Vos estis tam sancti sicut vultis, répondit Ruysbroeck : Vous
êtes aussi saints que vous voulez l’être.
Dieu est forcé d’agir, de se déverser en toi, aussitôt qu’il te trouvera
prêt.
(Eckhart)
Quand l’homme a fait de son côté ce qui est en son pouvoir, et ne
peut plus aller plus loin du fait de sa propre faiblesse, il appartient
à la bonté insondable de Dieu de parfaire l’oeuvre.
C’est ainsi que survient la lumière plus haute de la grâce divine,
pareille à un rayon de soleil versé dans l’âme, sans mérite de sa part
et sans désir adéquat.
Car dans cette lumière Dieu se donne par bonté et libéralité toutes
gratuites, Lui qu’aucune créature ne peut mériter avant de Le
posséder.
Et c’est là une intervention mystérieuse de Dieu dans l’âme, au-dessus
du temps, et qui meut l’âme avec toutes ses puissances. Ici prend fin la
grâce prévenante et commence l’autre, c’est à dire la lumière
surnaturelle.
(Ruysbroeck)
La lumière de la nature, chez tous les alchimistes, respire cette
grâce dont ils appellent sans cesse la descente.

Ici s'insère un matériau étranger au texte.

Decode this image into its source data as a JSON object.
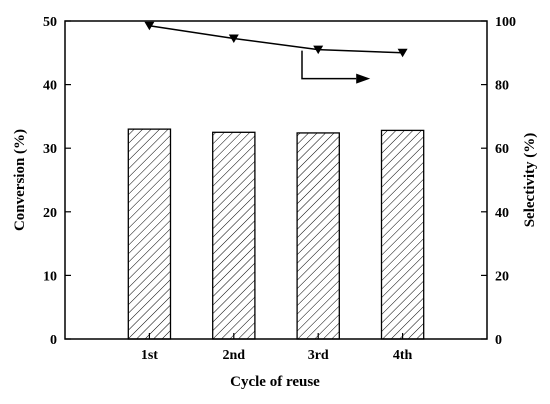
{
  "chart_data": {
    "type": "bar",
    "title": "",
    "xlabel": "Cycle of reuse",
    "ylabel": "Conversion (%)",
    "y2label": "Selectivity (%)",
    "categories": [
      "1st",
      "2nd",
      "3rd",
      "4th"
    ],
    "ylim": [
      0,
      50
    ],
    "y2lim": [
      0,
      100
    ],
    "yticks": [
      "0",
      "10",
      "20",
      "30",
      "40",
      "50"
    ],
    "y2ticks": [
      "0",
      "20",
      "40",
      "60",
      "80",
      "100"
    ],
    "series": [
      {
        "name": "",
        "type": "bar",
        "axis": "left",
        "pattern": "diagonal-hatch",
        "values": [
          33.0,
          32.5,
          32.4,
          32.8
        ]
      },
      {
        "name": "",
        "type": "line",
        "axis": "right",
        "marker": "down-triangle",
        "values": [
          98.5,
          94.5,
          91.0,
          90.0
        ]
      }
    ],
    "annotation": {
      "type": "arrow",
      "points_to": "right-axis",
      "attached_series": 1
    },
    "grid": false,
    "legend": "none"
  }
}
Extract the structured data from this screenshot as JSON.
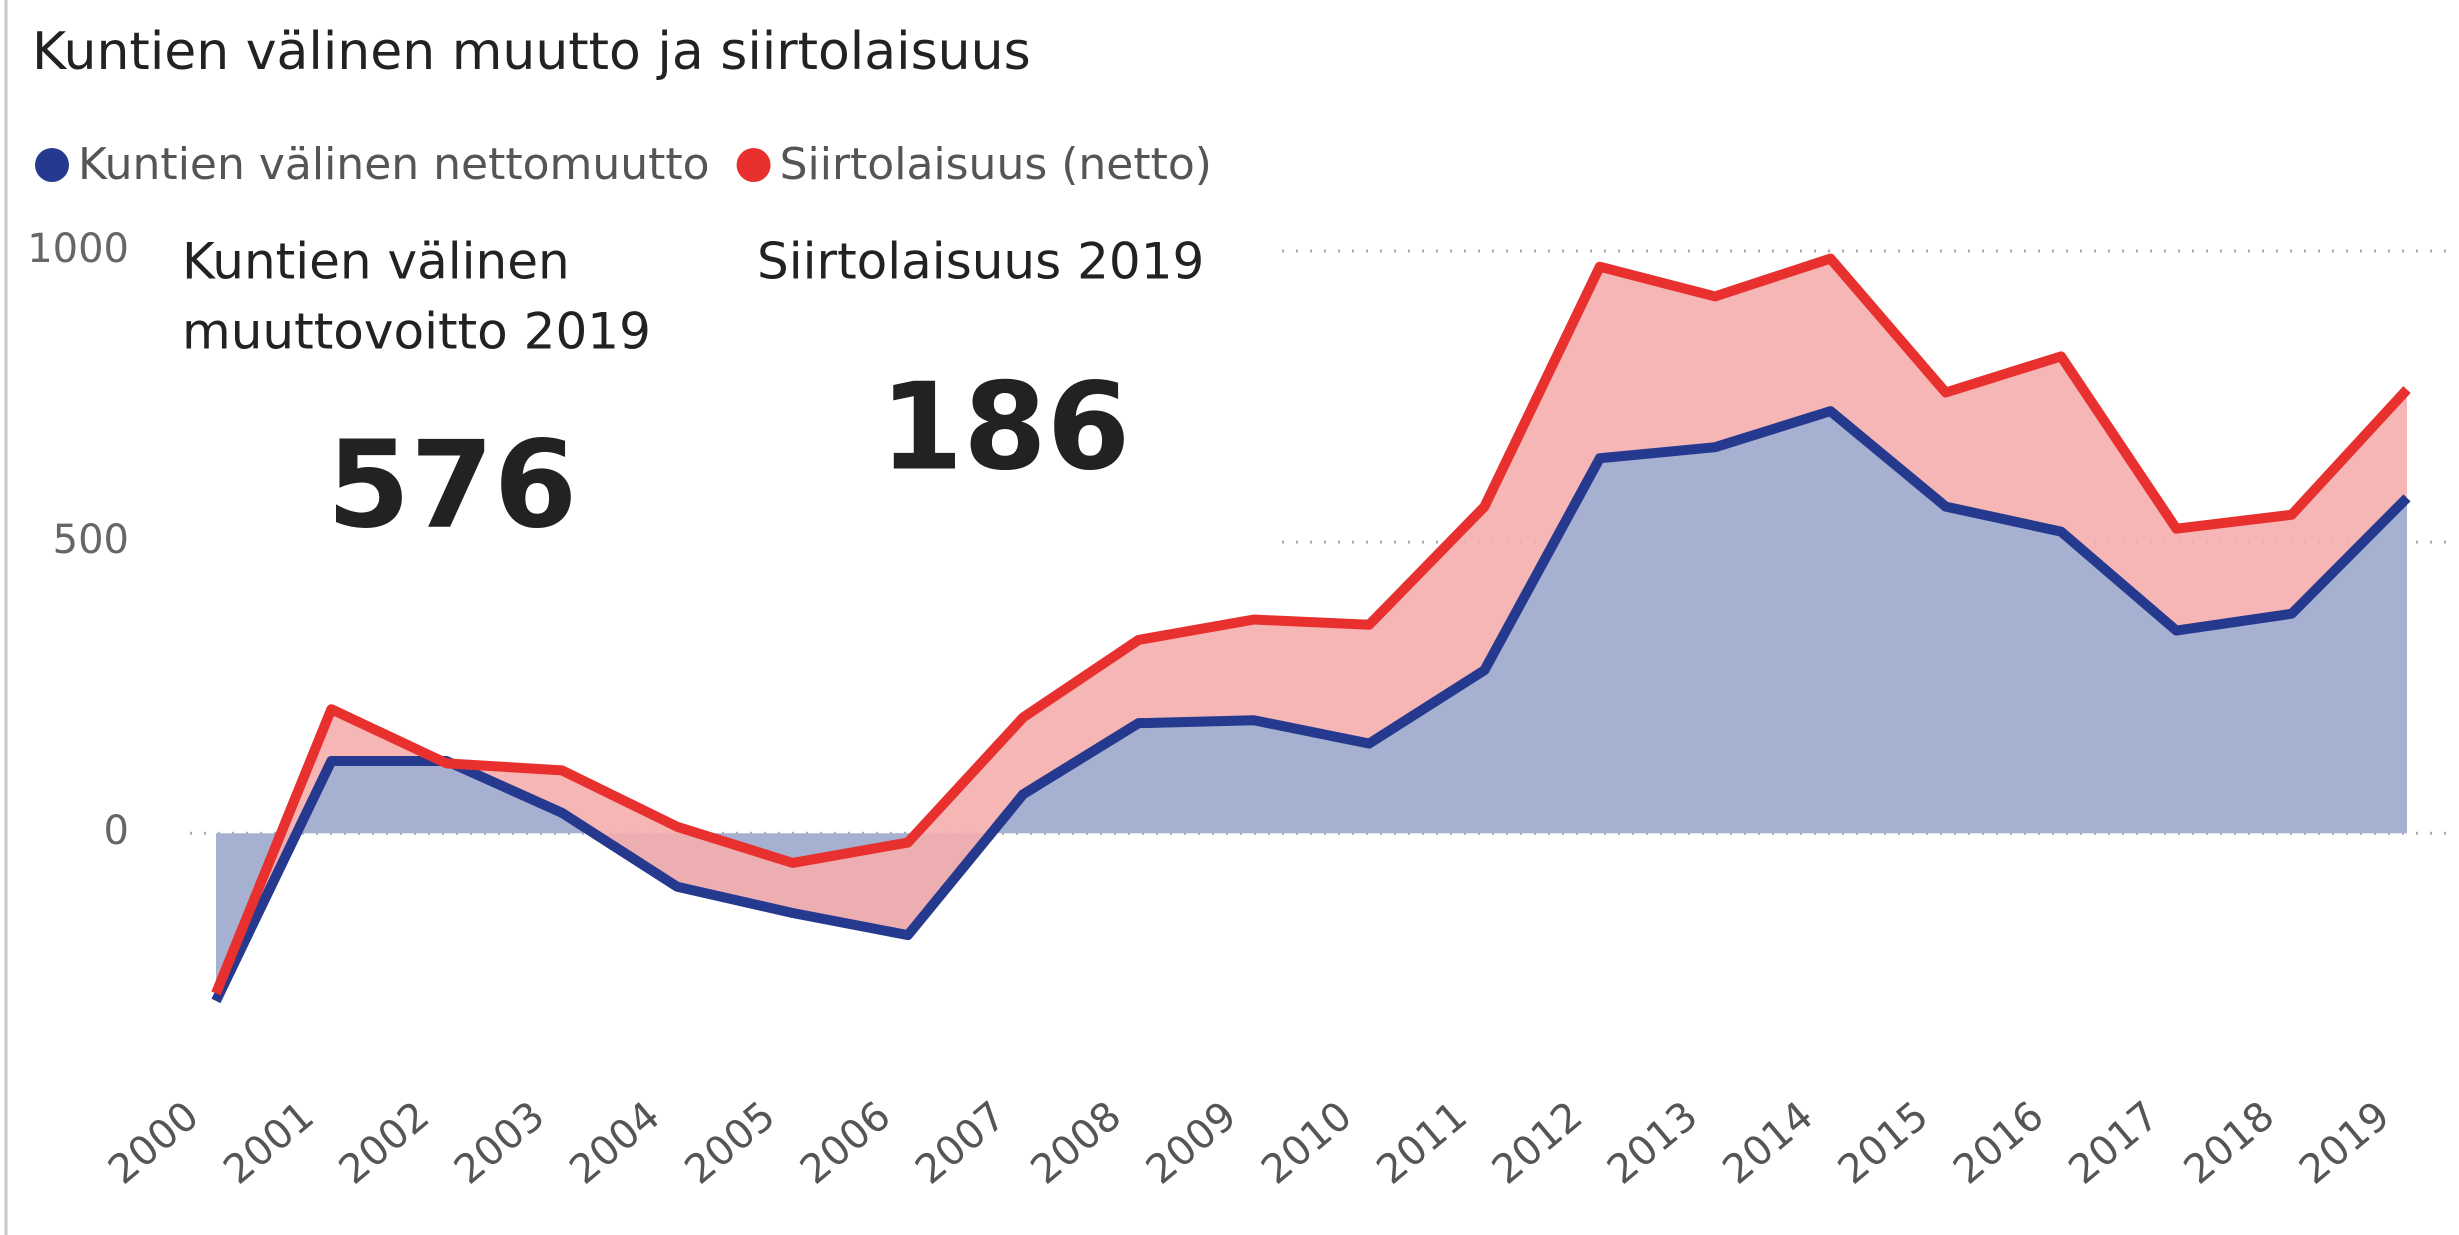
{
  "chart_data": {
    "type": "stacked_area",
    "title": "Kuntien välinen muutto ja siirtolaisuus",
    "categories": [
      "2000",
      "2001",
      "2002",
      "2003",
      "2004",
      "2005",
      "2006",
      "2007",
      "2008",
      "2009",
      "2010",
      "2011",
      "2012",
      "2013",
      "2014",
      "2015",
      "2016",
      "2017",
      "2018",
      "2019"
    ],
    "series": [
      {
        "name": "Kuntien välinen nettomuutto",
        "color": "#253a8f",
        "fill": "#a6b0d0",
        "values": [
          -288,
          124,
          124,
          35,
          -92,
          -137,
          -175,
          67,
          189,
          194,
          154,
          280,
          644,
          663,
          725,
          561,
          518,
          348,
          377,
          576
        ]
      },
      {
        "name": "Siirtolaisuus (netto)",
        "color": "#e8302f",
        "fill": "#f5aeae",
        "values": [
          13,
          89,
          -4,
          73,
          103,
          86,
          159,
          132,
          143,
          173,
          204,
          281,
          329,
          259,
          262,
          196,
          301,
          175,
          170,
          186
        ]
      }
    ],
    "ylim": [
      -350,
      1000
    ],
    "yticks": [
      0,
      500,
      1000
    ],
    "grid": true,
    "legend": "top-left",
    "cards": [
      {
        "label": [
          "Kuntien välinen",
          "muuttovoitto 2019"
        ],
        "value": 576
      },
      {
        "label": [
          "Siirtolaisuus 2019"
        ],
        "value": 186
      }
    ]
  }
}
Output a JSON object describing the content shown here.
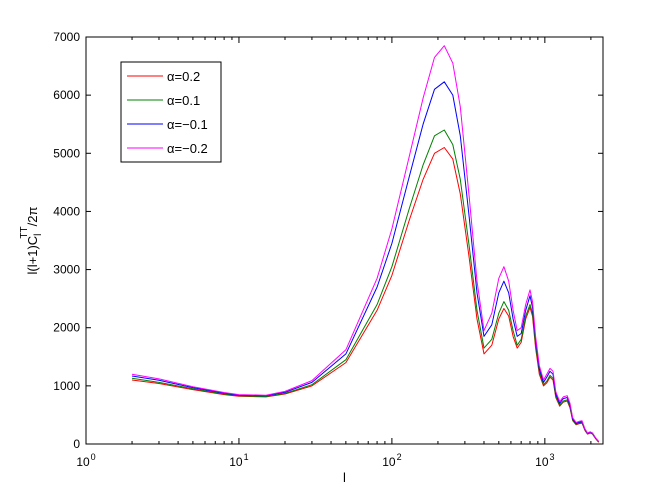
{
  "chart_data": {
    "type": "line",
    "title": "",
    "xlabel": "l",
    "ylabel": "l(l+1)C_l^TT/2π",
    "ylabel_parts": {
      "pre": "l(l+1)C",
      "sub": "l",
      "sup": "TT",
      "post": "/2π"
    },
    "xscale": "log",
    "xlim": [
      1,
      2400
    ],
    "ylim": [
      0,
      7000
    ],
    "x_ticks": [
      {
        "value": 1,
        "base": "10",
        "exp": "0"
      },
      {
        "value": 10,
        "base": "10",
        "exp": "1"
      },
      {
        "value": 100,
        "base": "10",
        "exp": "2"
      },
      {
        "value": 1000,
        "base": "10",
        "exp": "3"
      }
    ],
    "y_ticks": [
      {
        "value": 0,
        "label": "0"
      },
      {
        "value": 1000,
        "label": "1000"
      },
      {
        "value": 2000,
        "label": "2000"
      },
      {
        "value": 3000,
        "label": "3000"
      },
      {
        "value": 4000,
        "label": "4000"
      },
      {
        "value": 5000,
        "label": "5000"
      },
      {
        "value": 6000,
        "label": "6000"
      },
      {
        "value": 7000,
        "label": "7000"
      }
    ],
    "grid": false,
    "legend": "top-left",
    "x": [
      2,
      3,
      5,
      8,
      10,
      15,
      20,
      30,
      50,
      80,
      100,
      130,
      160,
      190,
      220,
      250,
      280,
      320,
      360,
      400,
      450,
      500,
      540,
      580,
      620,
      660,
      700,
      750,
      800,
      830,
      870,
      920,
      980,
      1030,
      1080,
      1130,
      1180,
      1250,
      1320,
      1400,
      1460,
      1520,
      1600,
      1680,
      1750,
      1830,
      1900,
      1980,
      2050,
      2150,
      2250
    ],
    "series": [
      {
        "name": "α=0.2",
        "color": "#ff0000",
        "values": [
          1100,
          1040,
          935,
          850,
          820,
          810,
          860,
          1000,
          1400,
          2300,
          2900,
          3850,
          4550,
          5000,
          5100,
          4900,
          4300,
          3200,
          2150,
          1550,
          1700,
          2150,
          2330,
          2200,
          1850,
          1650,
          1750,
          2150,
          2350,
          2200,
          1650,
          1200,
          1000,
          1050,
          1150,
          1100,
          800,
          650,
          720,
          740,
          620,
          400,
          330,
          350,
          360,
          230,
          170,
          190,
          170,
          90,
          30
        ]
      },
      {
        "name": "α=0.1",
        "color": "#008000",
        "values": [
          1130,
          1060,
          950,
          860,
          830,
          815,
          870,
          1020,
          1450,
          2400,
          3050,
          4050,
          4800,
          5300,
          5400,
          5150,
          4550,
          3400,
          2300,
          1650,
          1800,
          2250,
          2450,
          2300,
          1950,
          1700,
          1800,
          2200,
          2400,
          2250,
          1700,
          1250,
          1020,
          1080,
          1180,
          1130,
          820,
          670,
          740,
          760,
          640,
          410,
          340,
          360,
          370,
          240,
          175,
          195,
          175,
          95,
          35
        ]
      },
      {
        "name": "α=−0.1",
        "color": "#0000ff",
        "values": [
          1170,
          1095,
          970,
          875,
          840,
          830,
          890,
          1060,
          1550,
          2700,
          3450,
          4600,
          5500,
          6100,
          6230,
          6000,
          5300,
          3900,
          2600,
          1850,
          2050,
          2600,
          2800,
          2600,
          2150,
          1850,
          1900,
          2300,
          2550,
          2350,
          1800,
          1300,
          1060,
          1150,
          1250,
          1200,
          860,
          700,
          780,
          800,
          670,
          430,
          355,
          375,
          385,
          250,
          185,
          205,
          185,
          100,
          40
        ]
      },
      {
        "name": "α=−0.2",
        "color": "#ff00ff",
        "values": [
          1200,
          1120,
          985,
          885,
          850,
          840,
          905,
          1090,
          1620,
          2850,
          3700,
          4950,
          5950,
          6650,
          6850,
          6550,
          5800,
          4250,
          2800,
          1950,
          2250,
          2850,
          3050,
          2800,
          2300,
          1950,
          2000,
          2400,
          2650,
          2450,
          1850,
          1350,
          1100,
          1200,
          1300,
          1250,
          900,
          730,
          810,
          830,
          700,
          450,
          370,
          390,
          400,
          260,
          190,
          210,
          190,
          105,
          45
        ]
      }
    ]
  }
}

Leur monde n’est pas un monde aveugle.
Leur monde se veut plein de Dieu.
(Gorceix)
La connaissance et la lumière de cette science sont un don de Dieu,
qu’il révèle par une grâce spéciale à qui lui plaît. Que personne donc
n’embrasse cette étude s’il n’a le cœur pur, et si, dégagé de
l’attachement aux choses de ce monde et de tout désir coupable, il ne
s’est entièrement voué à Dieu.
(Jean d’Espagnet)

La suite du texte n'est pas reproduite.